Pence announced a new U.S. initiative to “support the most vulnerable communities” in the Middle East and “embolden civil society to help stop violence in the future.” He concluded his address by pledging that “America will always stand for religious freedom, and we will always speak out boldly wherever and whenever it’s threatened.”

“Wherever”? “Whenever”? It is remarkable that Pence did not mention some of the worst religious freedom violators in the world, most notably the Kingdom of Saudi Arabia. As I noted in these pages three years ago, while the Saudis continue to build mosques all over the world, hundreds of thousands of Christians—among the millions of foreign workers from Asia, Europe and America—must worship in secret, risking arrest, lashing or deportation for public display of their beliefs. The Saudi religious police, known as the Committee to Promote Virtue and Prevent Vice, continues to routinely intimidate, abuse, and detain citizens and foreigners. According to the U.S. Department of State International Religious Freedom Report for 2017, which devotes 19 pages to Saudi Arabia,

Freedom of religion is not provided under the law. The government does not allow the public practice of any non-Muslim religion. [It] published a new counterterrorism law in November that replaced the 2014 counterterrorism law and criminalizes “anyone who challenges, either directly or indirectly, the religion or justice of the King or Crown Prince.” The law criminalizes “the promotion of atheistic ideologies in any form,” “any attempt to cast doubt on the fundamentals of Islam,” publications that “contradict the provisions of Islamic law,” and other acts deemed contrary to sharia, including non-Islamic public worship, public display of non-Islamic religious symbols, conversion by a Muslim to another religion, and proselytizing by a non-Muslim.
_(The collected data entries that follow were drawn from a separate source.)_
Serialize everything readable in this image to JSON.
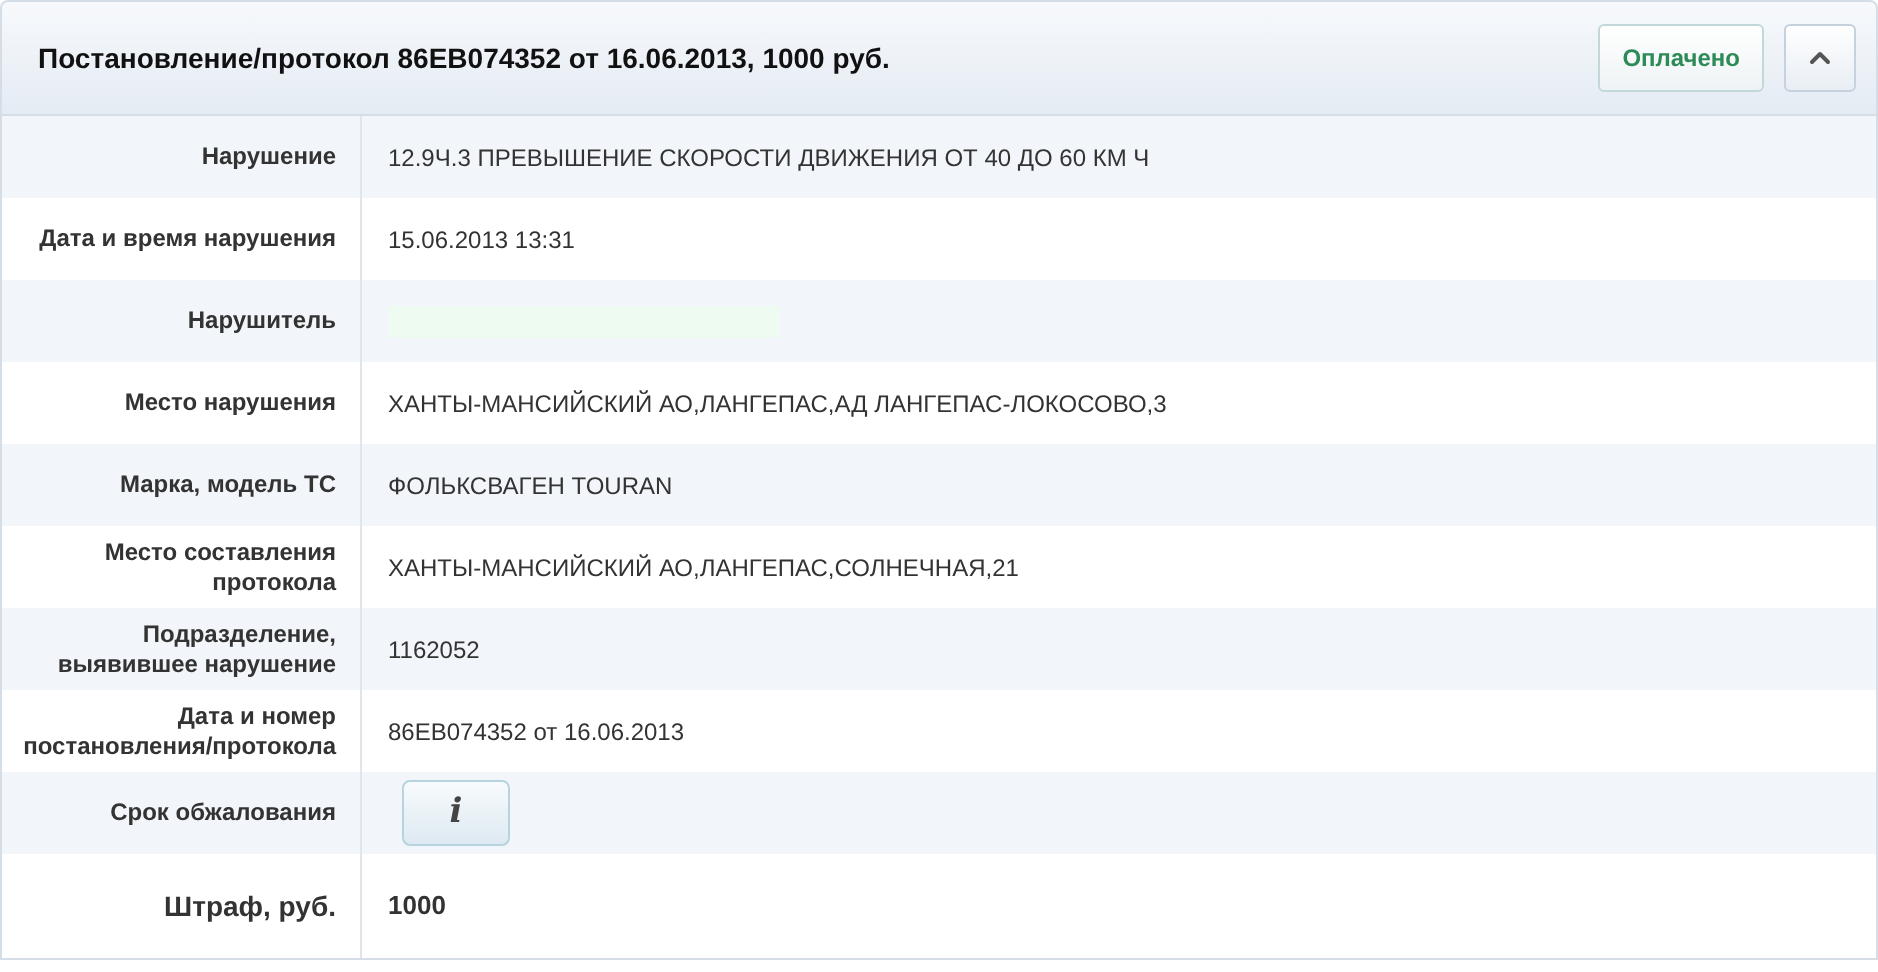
{
  "header": {
    "title": "Постановление/протокол 86ЕВ074352 от 16.06.2013, 1000 руб.",
    "status": "Оплачено",
    "expanded": true
  },
  "rows": [
    {
      "kind": "text",
      "label": "Нарушение",
      "value": "12.9Ч.3 ПРЕВЫШЕНИЕ СКОРОСТИ ДВИЖЕНИЯ ОТ 40 ДО 60 КМ Ч"
    },
    {
      "kind": "text",
      "label": "Дата и время нарушения",
      "value": "15.06.2013 13:31"
    },
    {
      "kind": "redacted",
      "label": "Нарушитель"
    },
    {
      "kind": "text",
      "label": "Место нарушения",
      "value": "ХАНТЫ-МАНСИЙСКИЙ АО,ЛАНГЕПАС,АД ЛАНГЕПАС-ЛОКОСОВО,3"
    },
    {
      "kind": "text",
      "label": "Марка, модель ТС",
      "value": "ФОЛЬКСВАГЕН TOURAN"
    },
    {
      "kind": "text",
      "label": "Место составления протокола",
      "value": "ХАНТЫ-МАНСИЙСКИЙ АО,ЛАНГЕПАС,СОЛНЕЧНАЯ,21"
    },
    {
      "kind": "text",
      "label": "Подразделение, выявившее нарушение",
      "value": "1162052"
    },
    {
      "kind": "text",
      "label": "Дата и номер постановления/протокола",
      "value": "86ЕВ074352 от 16.06.2013"
    },
    {
      "kind": "info",
      "label": "Срок обжалования",
      "value": "i"
    },
    {
      "kind": "total",
      "label": "Штраф, руб.",
      "value": "1000"
    }
  ]
}
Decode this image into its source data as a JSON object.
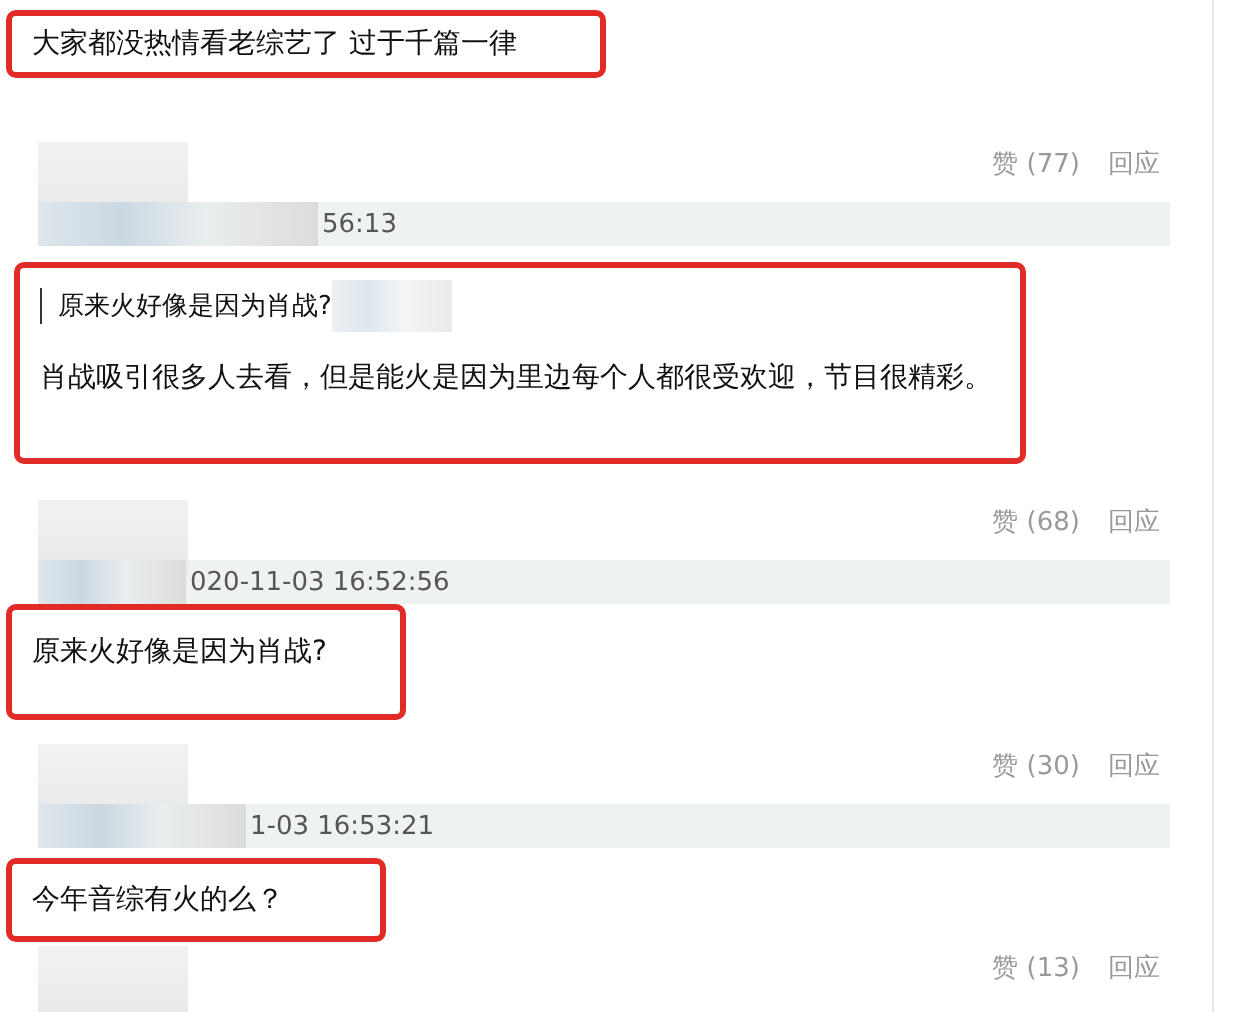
{
  "comments": [
    {
      "highlighted": true,
      "text": "大家都没热情看老综艺了 过于千篇一律",
      "likes": "赞 (77)",
      "reply": "回应",
      "timestamp": "56:13"
    },
    {
      "highlighted": true,
      "quote": "原来火好像是因为肖战?",
      "text": "肖战吸引很多人去看，但是能火是因为里边每个人都很受欢迎，节目很精彩。",
      "likes": "赞 (68)",
      "reply": "回应",
      "timestamp": "020-11-03 16:52:56"
    },
    {
      "highlighted": true,
      "text": "原来火好像是因为肖战?",
      "likes": "赞 (30)",
      "reply": "回应",
      "timestamp": "1-03 16:53:21"
    },
    {
      "highlighted": true,
      "text": "今年音综有火的么？",
      "likes": "赞 (13)",
      "reply": "回应"
    }
  ]
}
As the Report notes, since 2004, Saudi Arabia has been designated as a “Country of Particular Concern” (CPC) under the International Religious Freedom Act of 1998, “for having engaged in or tolerated particularly severe violations of religious freedom.” It also indirectly admits that this designation costs Riyadh nothing: last December “Secretary of State redesignated Saudi Arabia as a CPC, and announced a waiver of the sanctions that accompany designation as required in the important national interest of the United States pursuant to section 407 of the Act.” This all-important exemption may help explain Pence’s selective approach.
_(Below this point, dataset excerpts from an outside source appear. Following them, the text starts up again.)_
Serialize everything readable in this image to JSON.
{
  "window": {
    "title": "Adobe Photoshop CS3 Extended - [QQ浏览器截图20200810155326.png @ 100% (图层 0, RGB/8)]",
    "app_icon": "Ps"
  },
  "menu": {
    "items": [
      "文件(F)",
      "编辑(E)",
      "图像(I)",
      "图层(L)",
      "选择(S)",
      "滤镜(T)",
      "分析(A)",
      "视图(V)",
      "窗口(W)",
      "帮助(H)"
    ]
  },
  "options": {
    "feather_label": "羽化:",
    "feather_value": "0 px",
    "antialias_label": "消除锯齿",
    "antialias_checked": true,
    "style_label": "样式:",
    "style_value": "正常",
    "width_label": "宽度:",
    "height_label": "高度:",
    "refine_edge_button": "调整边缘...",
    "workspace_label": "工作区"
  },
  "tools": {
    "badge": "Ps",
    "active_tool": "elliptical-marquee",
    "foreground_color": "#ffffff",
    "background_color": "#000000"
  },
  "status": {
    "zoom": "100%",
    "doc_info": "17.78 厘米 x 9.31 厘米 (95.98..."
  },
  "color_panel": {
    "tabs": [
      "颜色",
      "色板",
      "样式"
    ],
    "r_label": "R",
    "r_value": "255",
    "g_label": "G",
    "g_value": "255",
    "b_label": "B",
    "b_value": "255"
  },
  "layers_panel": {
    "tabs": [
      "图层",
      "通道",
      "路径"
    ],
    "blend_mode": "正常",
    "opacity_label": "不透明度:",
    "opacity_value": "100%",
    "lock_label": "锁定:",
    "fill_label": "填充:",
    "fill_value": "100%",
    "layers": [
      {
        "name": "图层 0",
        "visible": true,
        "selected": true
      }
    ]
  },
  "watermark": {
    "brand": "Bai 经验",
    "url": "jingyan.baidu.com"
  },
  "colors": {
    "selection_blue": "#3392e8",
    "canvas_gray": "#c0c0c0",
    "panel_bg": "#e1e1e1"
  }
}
It is unfortunate that the Trump Administration has continued the practice of its predecessors of pandering to Saudi whims and covering up Saudi crimes. It need not have been so. In 2016 candidate Trump accurately described the Saudis as “bullies, cowards” who were “paying ISIS” and who imagined that they could “control our U.S. politicians.” He demanded the release of the missing 28 pages that had been redacted from the congressional report on the 9/11 terrorist attacks, hinting that the Saudi rulers had helped the hijackers: “it’s sort of nice to know who your friends are, and perhaps who your enemies are.”
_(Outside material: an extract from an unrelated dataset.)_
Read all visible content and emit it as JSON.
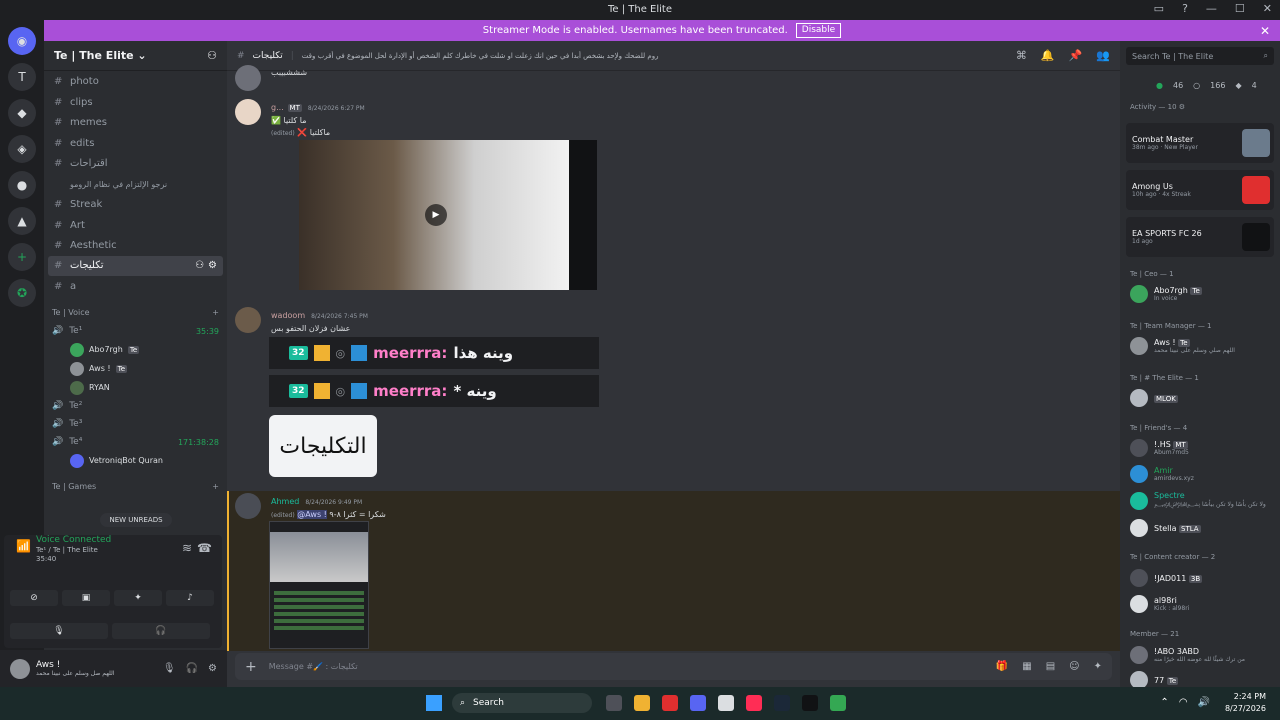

Once in office, however, Trump radically revised his assessment of the Saudi connection. In May 2017, while visiting Riyadh on his first foreign tour, Trump praised his “gracious hosts” and announced the opening of a Global Center for Combating Extremist Ideology there—the exact equivalent of sponsoring a center for ethno-racial pluralism in Berlin, ca. 1938. The decades-long Beltway conspiracy of silence on Saudi Arabia’s role in abetting Islamic terrorism has continued under Trump. The primary reason is his stridently anti-Iranian policy, which does not serve any rationally defined American interest.

In addition, it is noteworthy but of course unsurprising that Pence’s list of religious freedom violators did not include Israel. According to several Department of State reports on religious freedom published in recent years, Israel is not a tolerant pluralistic society. It routinely discriminates against Muslims, Reform Jews, Christians, women and Bedouins. All 137 official holy sites recognized by Israel are Jewish, ignoring and neglecting Christian and Muslim ones. More than 300,000 immigrants who are not considered Jewish under rabbinical law are not allowed to marry and divorce in Israel, or be buried in Jewish cemeteries. Let it be added that the Jewish state’s treatment of Jehovah’s Witnesses does not appear to be worse than Russia’s: in both cases they are denied official recognition as a religious community; in both countries they routinely encounter local grassroots hostility; and in both countries their legal troubles often arise from their refusal to serve in the military.

What Mike Pence and other Beltway establishmentarians will never admit is that there exists a direct correlation between American “engagement” in the Middle East and the collapse of the Christian remnant there. The Christian community in Iraq was up to 1.5 million strong before the U.S.-led invasion of 2003. Nine-tenths of them are estimated to have left the country since that time. Their numbers were down to 500,000 in 2009, and as low as 200,000 in mid-2014. While they were still there, the U.S. forces did next to nothing to protect them. The U.S.-trained and equipped Iraqi army and police have been either unable or unwilling to do so.

In Egypt the U.S. supported the Muslim Brotherhood government under Mohamed Morsi (2012-2013). In Syria, against all logic, Washington remains committed to supporting the rebels, although there are no “moderates” among them. They are all Sunni fundamentalists of some hue or another, and thus committed to persecuting Christians by default, including the U.S-supported “Syrian Democratic Forces.” In addition, policies pursued by our Middle Eastern “allies” have been hugely detrimental to the Christian remnant in the region. For decades the Gulf monarchies have made massive investments in schools across the region that indoctrinate students in the ideology of Islamic supremacism. In recent years they “have played a significant role in the broader struggle for power that is affecting Christians, particularly with the flows of money from some Gulf countries to extremist and terrorist groups that have targeted Christians.” Successive U.S. administrations (including the current one) have not expressed concern over such practices, let alone acted to stop them.

So there: as a friend has noted, “religious freedom” simply turned into another club with which to beat designated bad guys and give a free pass to our favorites. With friends like Mike Pence, Middle Eastern Christians and other truly beleaguered religious minorities—such as the Serbs of Kosovo, or Christian traditionalists in the militantly secular postmodernia of North America and Western Europe—need no detractors.